Bonne piqûre de rappel : une embolie pulmonaire « malgré » un anticoagulant n’est pas toujours un échec du médicament. D’abord, vérifier qu’il s’agit bien d’une EP (imagerie, bonne interprétation) puis se demander si la dose et les prises sont correctes. Ici, l’élément clé est l’adhérence : un anticoagulant, c’est comme une ceinture de sécurité qu’on ne met qu’un trajet sur deux… le risque revient. Ensuite, les fausses couches à répétition doivent faire penser au SAPL (syndrome des antiphospholipides), une maladie où le sang a tendance à « trop coaguler ». Dans ce contexte, certains anticoagulants oraux directs (comme le rivaroxaban) peuvent être moins adaptés, et on discute souvent un relais par AVK après confirmation biologique. Message simple : EP sous traitement = vérifier prise, dose, interactions, puis rechercher une cause sous-jacente comme le SAPL.
Bon cas pour rappeler que « récidive sous AOD » n’est pas synonyme d’échec pharmacologique. Devant une EP sous anticoagulant, les trois réflexes sont : (1) confirmer l’événement et sa sévérité (interactions, malabsorption, posologie, fonction rénale), (2) évaluer l’adhérence—ici clairement en cause avec les oublis, et (3) rechercher une cause sous-jacente de thrombophilie acquise, au premier rang le SAPL. L’histoire de trois fausses couches précoces rend le SAPL très probable et impose un bilan antiphospholipides (LA, aCL, anti-β2GP1) avec confirmation à 12 semaines. Point clé éditorial : si SAPL confirmé (surtout triple positif), les AOD sont à éviter au profit d’un AVK. En parallèle, sécuriser l’observance (éducation, stratégie de prise, suivi).

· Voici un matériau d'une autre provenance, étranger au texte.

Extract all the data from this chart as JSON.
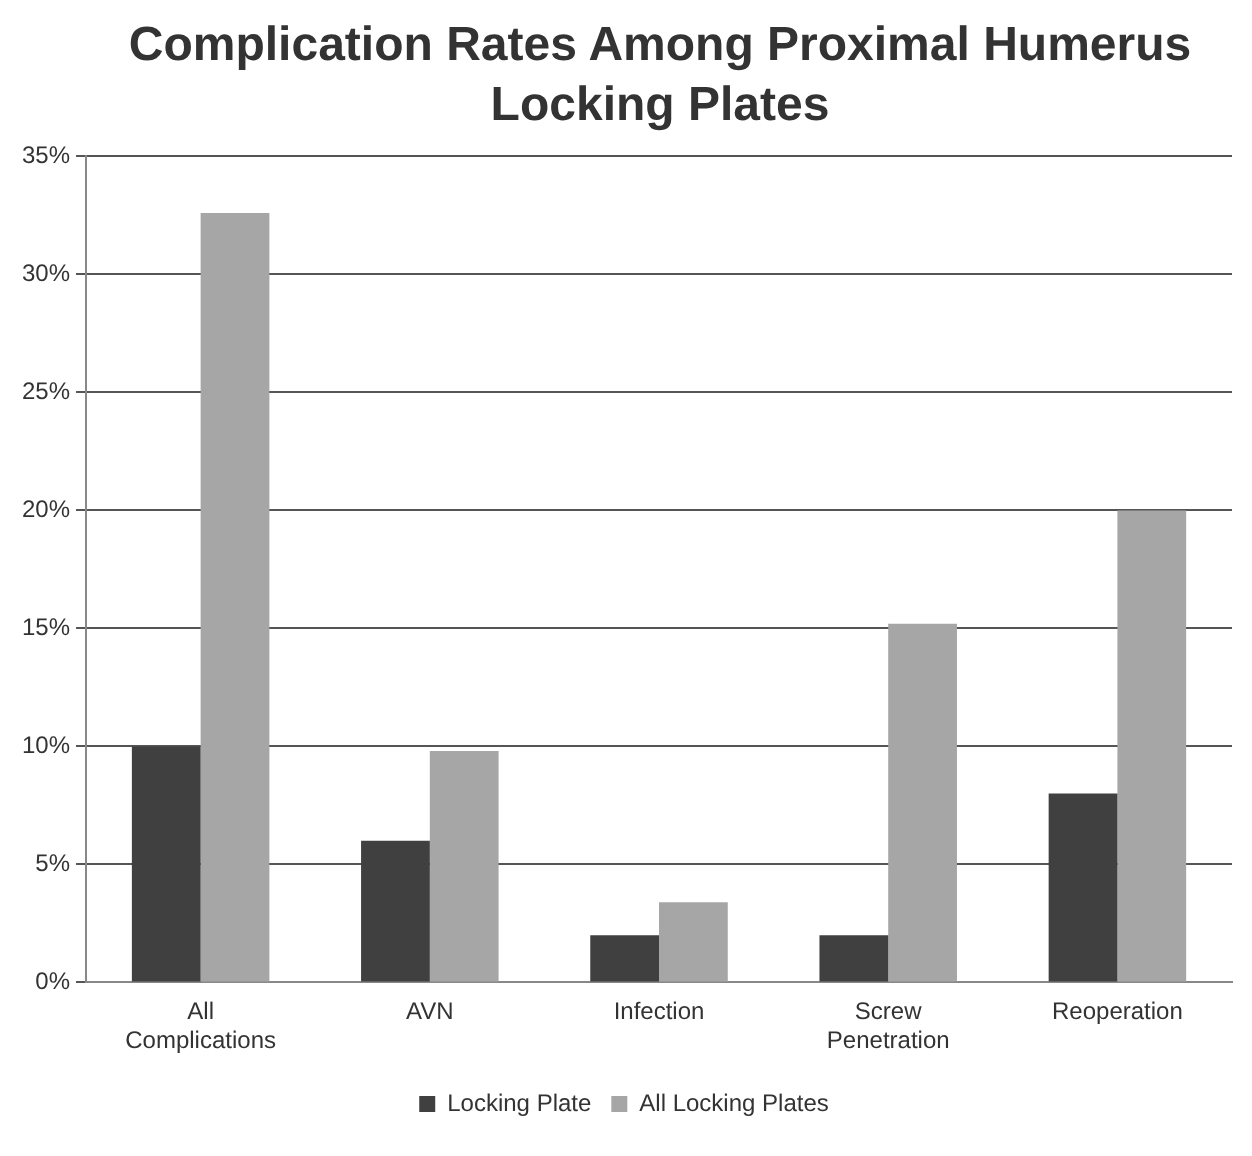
{
  "chart_data": {
    "type": "bar",
    "title": "Complication Rates Among Proximal Humerus Locking Plates",
    "categories": [
      "All Complications",
      "AVN",
      "Infection",
      "Screw Penetration",
      "Reoperation"
    ],
    "series": [
      {
        "name": "Locking Plate",
        "color": "#404040",
        "values": [
          10,
          6,
          2,
          2,
          8
        ]
      },
      {
        "name": "All Locking Plates",
        "color": "#a6a6a6",
        "values": [
          32.6,
          9.8,
          3.4,
          15.2,
          20
        ]
      }
    ],
    "ylim": [
      0,
      35
    ],
    "yticks": [
      {
        "value": 0,
        "label": "0%"
      },
      {
        "value": 5,
        "label": "5%"
      },
      {
        "value": 10,
        "label": "10%"
      },
      {
        "value": 15,
        "label": "15%"
      },
      {
        "value": 20,
        "label": "20%"
      },
      {
        "value": 25,
        "label": "25%"
      },
      {
        "value": 30,
        "label": "30%"
      },
      {
        "value": 35,
        "label": "35%"
      }
    ],
    "grid": "y",
    "legend": "bottom"
  }
}
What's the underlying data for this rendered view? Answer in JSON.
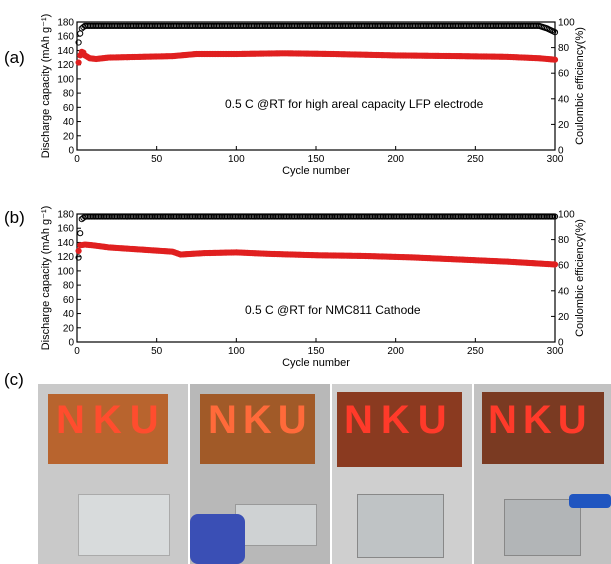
{
  "panel_labels": {
    "a": "(a)",
    "b": "(b)",
    "c": "(c)"
  },
  "chart_data": [
    {
      "type": "scatter",
      "xlabel": "Cycle number",
      "ylabel_left": "Discharge capacity (mAh g⁻¹)",
      "ylabel_right": "Coulombic efficiency(%)",
      "xlim": [
        0,
        300
      ],
      "ylim_left": [
        0,
        180
      ],
      "ylim_right": [
        0,
        100
      ],
      "xticks": [
        0,
        50,
        100,
        150,
        200,
        250,
        300
      ],
      "yticks_left": [
        0,
        20,
        40,
        60,
        80,
        100,
        120,
        140,
        160,
        180
      ],
      "yticks_right": [
        0,
        20,
        40,
        60,
        80,
        100
      ],
      "annotation": "0.5 C @RT for high areal capacity LFP electrode",
      "series": [
        {
          "axis": "left",
          "color": "#e02020",
          "points": [
            [
              1,
              123
            ],
            [
              2,
              133
            ],
            [
              3,
              138
            ],
            [
              4,
              137
            ],
            [
              5,
              133
            ],
            [
              8,
              129
            ],
            [
              12,
              128
            ],
            [
              20,
              130
            ],
            [
              40,
              131
            ],
            [
              60,
              132
            ],
            [
              75,
              135
            ],
            [
              100,
              135
            ],
            [
              130,
              136
            ],
            [
              160,
              135
            ],
            [
              200,
              133
            ],
            [
              240,
              132
            ],
            [
              270,
              131
            ],
            [
              290,
              129
            ],
            [
              300,
              127
            ]
          ]
        },
        {
          "axis": "right",
          "color": "#000000",
          "points": [
            [
              1,
              84
            ],
            [
              2,
              91
            ],
            [
              3,
              95
            ],
            [
              5,
              97
            ],
            [
              10,
              97
            ],
            [
              100,
              97
            ],
            [
              200,
              97
            ],
            [
              280,
              97
            ],
            [
              290,
              97
            ],
            [
              295,
              95
            ],
            [
              300,
              92
            ]
          ]
        }
      ]
    },
    {
      "type": "scatter",
      "xlabel": "Cycle number",
      "ylabel_left": "Discharge capacity (mAh g⁻¹)",
      "ylabel_right": "Coulombic efficiency(%)",
      "xlim": [
        0,
        300
      ],
      "ylim_left": [
        0,
        180
      ],
      "ylim_right": [
        0,
        100
      ],
      "xticks": [
        0,
        50,
        100,
        150,
        200,
        250,
        300
      ],
      "yticks_left": [
        0,
        20,
        40,
        60,
        80,
        100,
        120,
        140,
        160,
        180
      ],
      "yticks_right": [
        0,
        20,
        40,
        60,
        80,
        100
      ],
      "annotation": "0.5 C @RT for NMC811 Cathode",
      "series": [
        {
          "axis": "left",
          "color": "#e02020",
          "points": [
            [
              1,
              128
            ],
            [
              2,
              136
            ],
            [
              5,
              137
            ],
            [
              10,
              136
            ],
            [
              20,
              133
            ],
            [
              40,
              130
            ],
            [
              60,
              127
            ],
            [
              65,
              123
            ],
            [
              80,
              125
            ],
            [
              100,
              126
            ],
            [
              120,
              124
            ],
            [
              150,
              122
            ],
            [
              180,
              121
            ],
            [
              210,
              119
            ],
            [
              240,
              116
            ],
            [
              270,
              113
            ],
            [
              300,
              109
            ]
          ]
        },
        {
          "axis": "right",
          "color": "#000000",
          "points": [
            [
              1,
              66
            ],
            [
              2,
              85
            ],
            [
              3,
              96
            ],
            [
              5,
              98
            ],
            [
              50,
              98
            ],
            [
              100,
              98
            ],
            [
              150,
              98
            ],
            [
              200,
              98
            ],
            [
              250,
              98
            ],
            [
              300,
              98
            ]
          ]
        }
      ]
    }
  ],
  "photo_caption": "NKU"
}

Vignette très didactique : une EP « sous AOD » impose d’emblée de vérifier trois axes avant de conclure à un échec thérapeutique. (1) Confirmation diagnostique et comparaison à l’imagerie antérieure (récidive vs extension/organisation). (2) Exposition réelle : observance, posologie, interactions (inducteurs CYP3A4/P-gp), malabsorption, poids extrêmes, et fonction rénale/hépatique. Ici, les oublis fréquents rendent l’« échec » peu probable. (3) Recherche d’une étiologie prothrombotique : les fausses couches à répétition orientent fortement vers un SAPL, situation où les AOD sont moins efficaces, surtout en triple positivité. À discuter : bilan SAPL (LA, aCL, anti-β2GP1) à répéter à 12 semaines, et si SAPL probable, relais par AVK (INR 2–3) avec stratégie d’éducation thérapeutique et suivi rapproché.